Why is the information that some map factors over another is useful? I had an example in my topology script that the hurewicz homomorphism factors over the abelianization of the fundamental group. How is this useful?
 A: If your space is path connected, then the map 
$$\bar{h}:\frac{\pi_1(X,x_0)}{[\pi_1(X,x_0),\pi_1(X,x_0)]}\to H_1(X)$$ 
which the Hurewicz map $h:\pi_1(X,x_0)\to H_1(X)$ factors through is an isomorphism. This is helpful if you know $\pi_1$ and want to compute $H_1$. 
For example, if we already know that $\pi_1(S^1\vee S^1,s_0) = \mathbb{Z}\ast\mathbb{Z}$, the free group on two generators, then by the above isomorphism it follows that $H_1(S^1\vee S^1)=\mathbb{Z}\oplus\mathbb{Z}$, since the abelainization of the free group on $n$ generators is the free abelian group on $n$ generators. 

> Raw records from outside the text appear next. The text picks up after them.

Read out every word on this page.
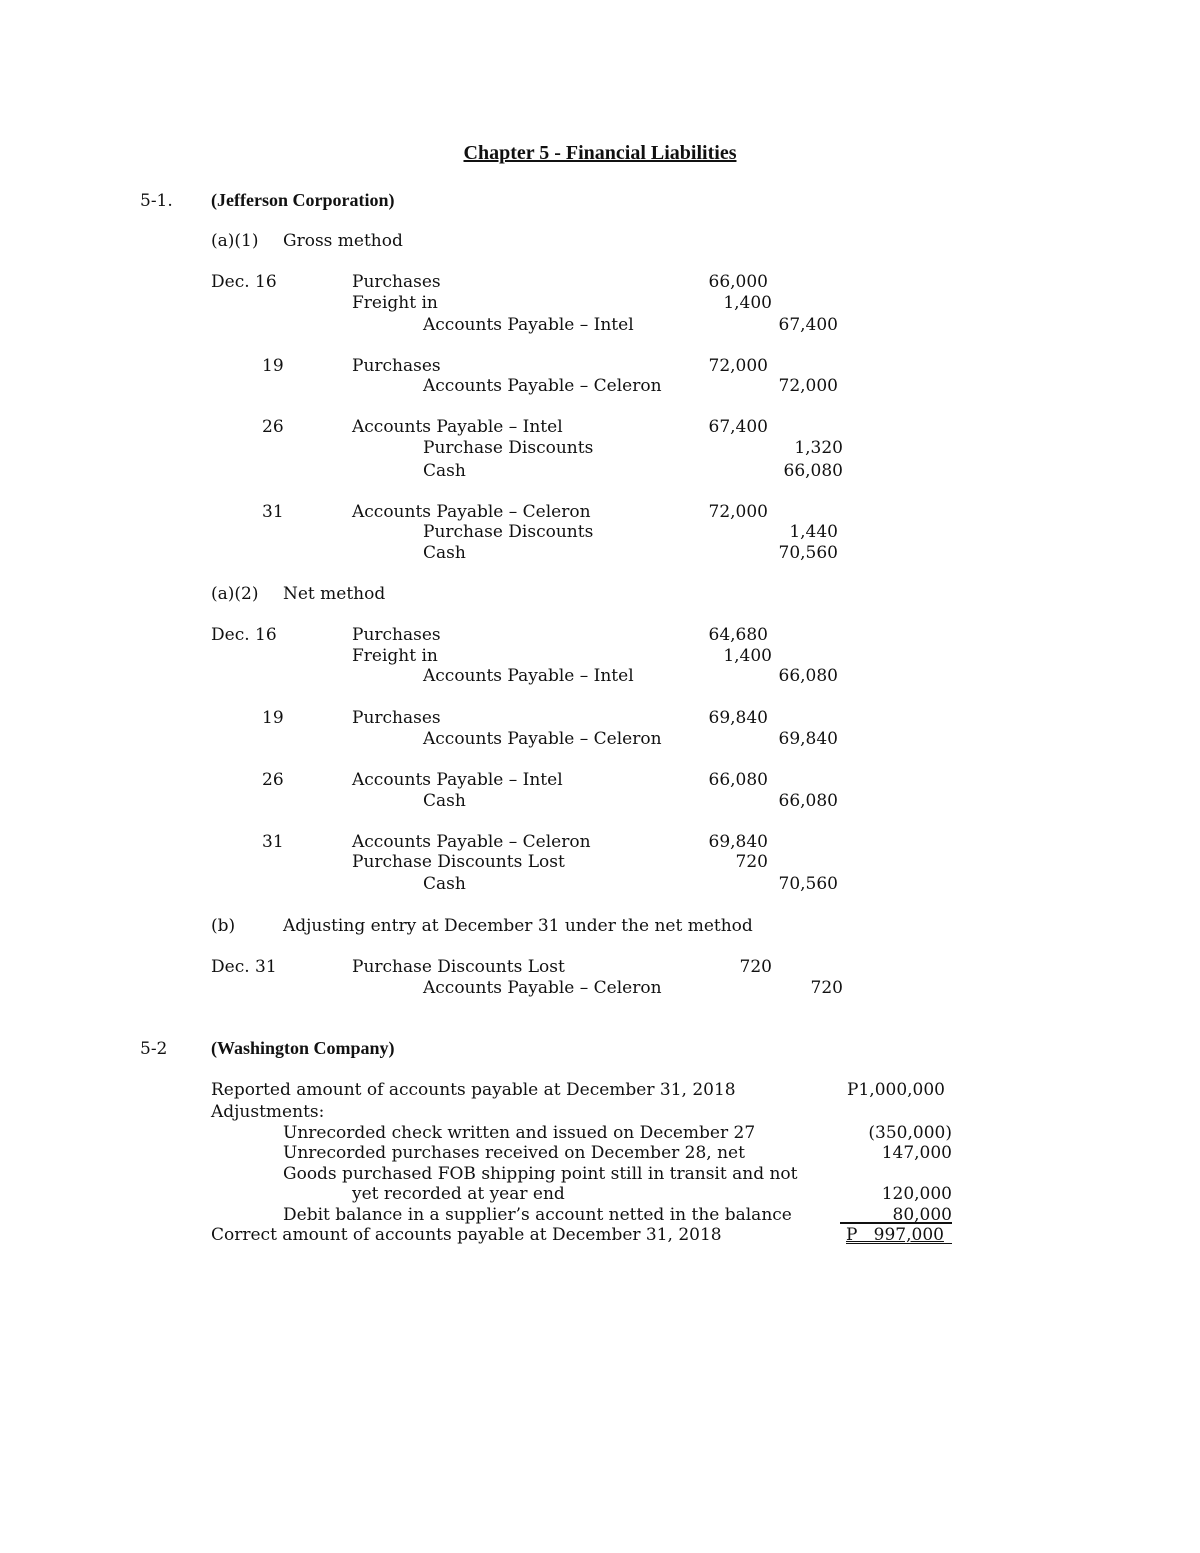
Chapter 5 - Financial Liabilities
5-1. (Jefferson Corporation)
(a)(1) Gross method
Dec. 16	Purchases	66,000
Freight in	1,400
Accounts Payable – Intel	67,400
19	Purchases	72,000
Accounts Payable – Celeron	72,000
26	Accounts Payable – Intel	67,400
Purchase Discounts	1,320
Cash	66,080
31	Accounts Payable – Celeron	72,000
Purchase Discounts	1,440
Cash	70,560
(a)(2) Net method
Dec. 16	Purchases	64,680
Freight in	1,400
Accounts Payable – Intel	66,080
19	Purchases	69,840
Accounts Payable – Celeron	69,840
26	Accounts Payable – Intel	66,080
Cash	66,080
31	Accounts Payable – Celeron	69,840
Purchase Discounts Lost	720
Cash	70,560
(b)	Adjusting entry at December 31 under the net method
Dec. 31	Purchase Discounts Lost	720
Accounts Payable – Celeron	720
5-2 (Washington Company)
Reported amount of accounts payable at December 31, 2018	P1,000,000
Adjustments:
Unrecorded check written and issued on December 27	(350,000)
Unrecorded purchases received on December 28, net	147,000
Goods purchased FOB shipping point still in transit and not
yet recorded at year end	120,000
Debit balance in a supplier’s account netted in the balance	80,000
Correct amount of accounts payable at December 31, 2018	P   997,000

Similarly, if $K$ is the Klein bottle, we can use the CW decomposition to show that 
$$\pi_1(K,k_0)\cong \langle a,b\ |\ abab^{-1}\rangle.$$
The abelianization of the above is just
$$H_1(K) = \langle a,b\ |\ abab^{-1},ab=ba\rangle = \langle a,b\ |\ a^2,ab=ba \rangle$$
since $ab=ba$ implies that $abab^{-1}=a^2$. It shouldn't be too hard to believe that the above group is just $\mathbb{Z}\oplus\mathbb{Z}/2\mathbb{Z}$.